I am trying to understand how FIDO2 CTAP2 protocol works reading different manuals like:
Actually I am even not sure is it description of U2F CTAP1 or FIDO2 CTAP2 protocol.
According to mentioned documentation an authenticator creates a key pair:
Authenticator Creates New Key Pair and Attestation - Before doing anything, the authenticator will typically ask for some form of user verification. This could be entering a PIN, using a fingerprint, doing an iris scan, etc. to prove that the user is present and consenting to the registration. After the user verification, the authenticator will create a new asymmetric key pair and safely store the private key for future reference. The public key will become part of the attestation, which the authenticator will sign over with a private key that was burned into the authenticator during its manufacturing process and that has a certificate chain that can be validated back to a root of trust.
After reading above paragraph from the documentation a hardware token looks for me like a small user’s own local “certificate authority” with a secure private key inside the hardware token used for a signature and attestation of a newly generated key pair. It looks like creating a signed certificate, is not it?
Please explain, private key of the newly generated pair is stored on user’s the disk file system? and in which format? Is it just a raw plaintext private key material or is it somehow encrypted and by which another key?

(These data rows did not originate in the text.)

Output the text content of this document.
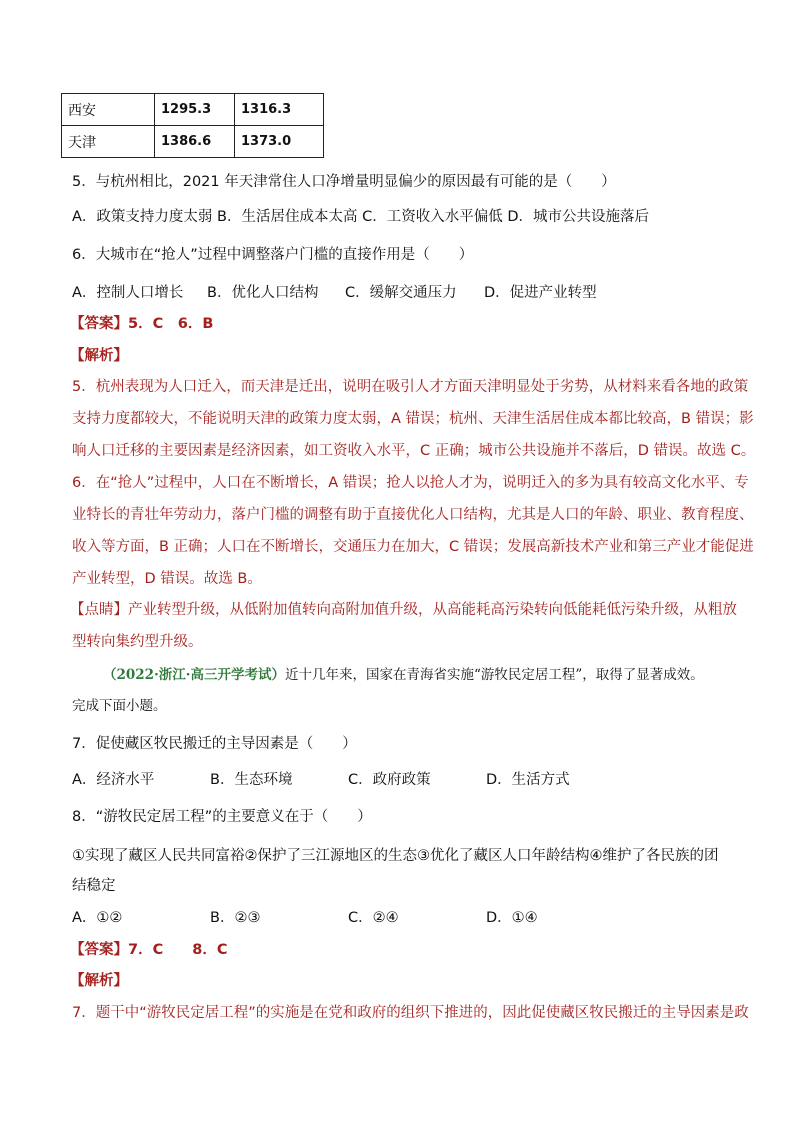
西安	1295.3	1316.3
天津	1386.6	1373.0
5．与杭州相比，2021 年天津常住人口净增量明显偏少的原因最有可能的是（　　）
A．政策支持力度太弱 B．生活居住成本太高 C．工资收入水平偏低 D．城市公共设施落后
6．大城市在“抢人”过程中调整落户门槛的直接作用是（　　）
A．控制人口增长 B．优化人口结构 C．缓解交通压力 D．促进产业转型
【答案】5．C　6．B
【解析】
5．杭州表现为人口迁入，而天津是迁出，说明在吸引人才方面天津明显处于劣势，从材料来看各地的政策
支持力度都较大，不能说明天津的政策力度太弱，A 错误；杭州、天津生活居住成本都比较高，B 错误；影
响人口迁移的主要因素是经济因素，如工资收入水平，C 正确；城市公共设施并不落后，D 错误。故选 C。
6．在“抢人”过程中，人口在不断增长，A 错误；抢人以抢人才为，说明迁入的多为具有较高文化水平、专
业特长的青壮年劳动力，落户门槛的调整有助于直接优化人口结构，尤其是人口的年龄、职业、教育程度、
收入等方面，B 正确；人口在不断增长，交通压力在加大，C 错误；发展高新技术产业和第三产业才能促进
产业转型，D 错误。故选 B。
【点睛】产业转型升级，从低附加值转向高附加值升级，从高能耗高污染转向低能耗低污染升级，从粗放
型转向集约型升级。
（2022·浙江·高三开学考试）近十几年来，国家在青海省实施“游牧民定居工程”，取得了显著成效。
完成下面小题。
7．促使藏区牧民搬迁的主导因素是（　　）
A．经济水平	B．生态环境	C．政府政策	D．生活方式
8．“游牧民定居工程”的主要意义在于（　　）
①实现了藏区人民共同富裕②保护了三江源地区的生态③优化了藏区人口年龄结构④维护了各民族的团
结稳定
A．①②	B．②③	C．②④	D．①④
【答案】7．C　　8．C
【解析】
7．题干中“游牧民定居工程”的实施是在党和政府的组织下推进的，因此促使藏区牧民搬迁的主导因素是政
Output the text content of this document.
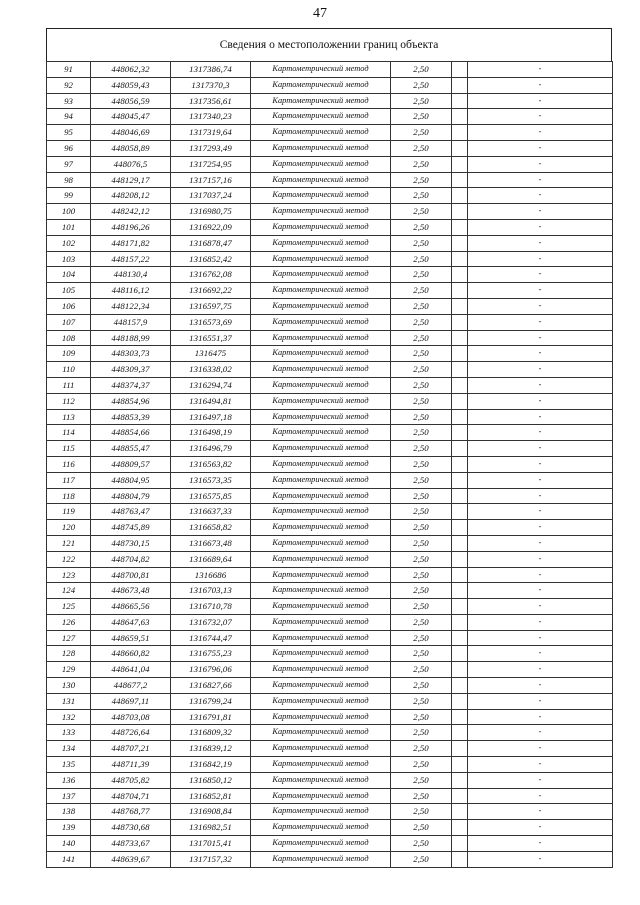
47
Сведения о местоположении границ объекта
91	448062,32	1317386,74	Картометрический метод	2,50		-
92	448059,43	1317370,3	Картометрический метод	2,50		-
93	448056,59	1317356,61	Картометрический метод	2,50		-
94	448045,47	1317340,23	Картометрический метод	2,50		-
95	448046,69	1317319,64	Картометрический метод	2,50		-
96	448058,89	1317293,49	Картометрический метод	2,50		-
97	448076,5	1317254,95	Картометрический метод	2,50		-
98	448129,17	1317157,16	Картометрический метод	2,50		-
99	448208,12	1317037,24	Картометрический метод	2,50		-
100	448242,12	1316980,75	Картометрический метод	2,50		-
101	448196,26	1316922,09	Картометрический метод	2,50		-
102	448171,82	1316878,47	Картометрический метод	2,50		-
103	448157,22	1316852,42	Картометрический метод	2,50		-
104	448130,4	1316762,08	Картометрический метод	2,50		-
105	448116,12	1316692,22	Картометрический метод	2,50		-
106	448122,34	1316597,75	Картометрический метод	2,50		-
107	448157,9	1316573,69	Картометрический метод	2,50		-
108	448188,99	1316551,37	Картометрический метод	2,50		-
109	448303,73	1316475	Картометрический метод	2,50		-
110	448309,37	1316338,02	Картометрический метод	2,50		-
111	448374,37	1316294,74	Картометрический метод	2,50		-
112	448854,96	1316494,81	Картометрический метод	2,50		-
113	448853,39	1316497,18	Картометрический метод	2,50		-
114	448854,66	1316498,19	Картометрический метод	2,50		-
115	448855,47	1316496,79	Картометрический метод	2,50		-
116	448809,57	1316563,82	Картометрический метод	2,50		-
117	448804,95	1316573,35	Картометрический метод	2,50		-
118	448804,79	1316575,85	Картометрический метод	2,50		-
119	448763,47	1316637,33	Картометрический метод	2,50		-
120	448745,89	1316658,82	Картометрический метод	2,50		-
121	448730,15	1316673,48	Картометрический метод	2,50		-
122	448704,82	1316689,64	Картометрический метод	2,50		-
123	448700,81	1316686	Картометрический метод	2,50		-
124	448673,48	1316703,13	Картометрический метод	2,50		-
125	448665,56	1316710,78	Картометрический метод	2,50		-
126	448647,63	1316732,07	Картометрический метод	2,50		-
127	448659,51	1316744,47	Картометрический метод	2,50		-
128	448660,82	1316755,23	Картометрический метод	2,50		-
129	448641,04	1316796,06	Картометрический метод	2,50		-
130	448677,2	1316827,66	Картометрический метод	2,50		-
131	448697,11	1316799,24	Картометрический метод	2,50		-
132	448703,08	1316791,81	Картометрический метод	2,50		-
133	448726,64	1316809,32	Картометрический метод	2,50		-
134	448707,21	1316839,12	Картометрический метод	2,50		-
135	448711,39	1316842,19	Картометрический метод	2,50		-
136	448705,82	1316850,12	Картометрический метод	2,50		-
137	448704,71	1316852,81	Картометрический метод	2,50		-
138	448768,77	1316908,84	Картометрический метод	2,50		-
139	448730,68	1316982,51	Картометрический метод	2,50		-
140	448733,67	1317015,41	Картометрический метод	2,50		-
141	448639,67	1317157,32	Картометрический метод	2,50		-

For example if we look at how the latest version of OpenSSH works with U2F tokens we can see that
ssh-keygen -t ecdsa-sk generates a new key pair somehow related also to another third key - private key inside a hardware token.
Lets after executing ssh-keygen we get in result two files: id_ecdsa_sk and id_ecdsa_sk.pub.
What exactly is inside a id_ecdsa_sk ? Is it just a raw private key material used in OpenSSH like any other keys stored on the disks? If it is stolen then we loose a protection from a MITM or only if also a hardware key is stolen? How is it provided/implemented in simple words without reading sources of OpenSSH?
The private key file
should be useless to an attacker who does not have access to the
What about MITM, how is it achieved?
I know OpenSSH for now uses only U2F/CTAP1 protocol yet.
In CTAP2 protocol a keypair is generated the same way too? Is it being stored more secure or the same way as in CTAP1 protocol too?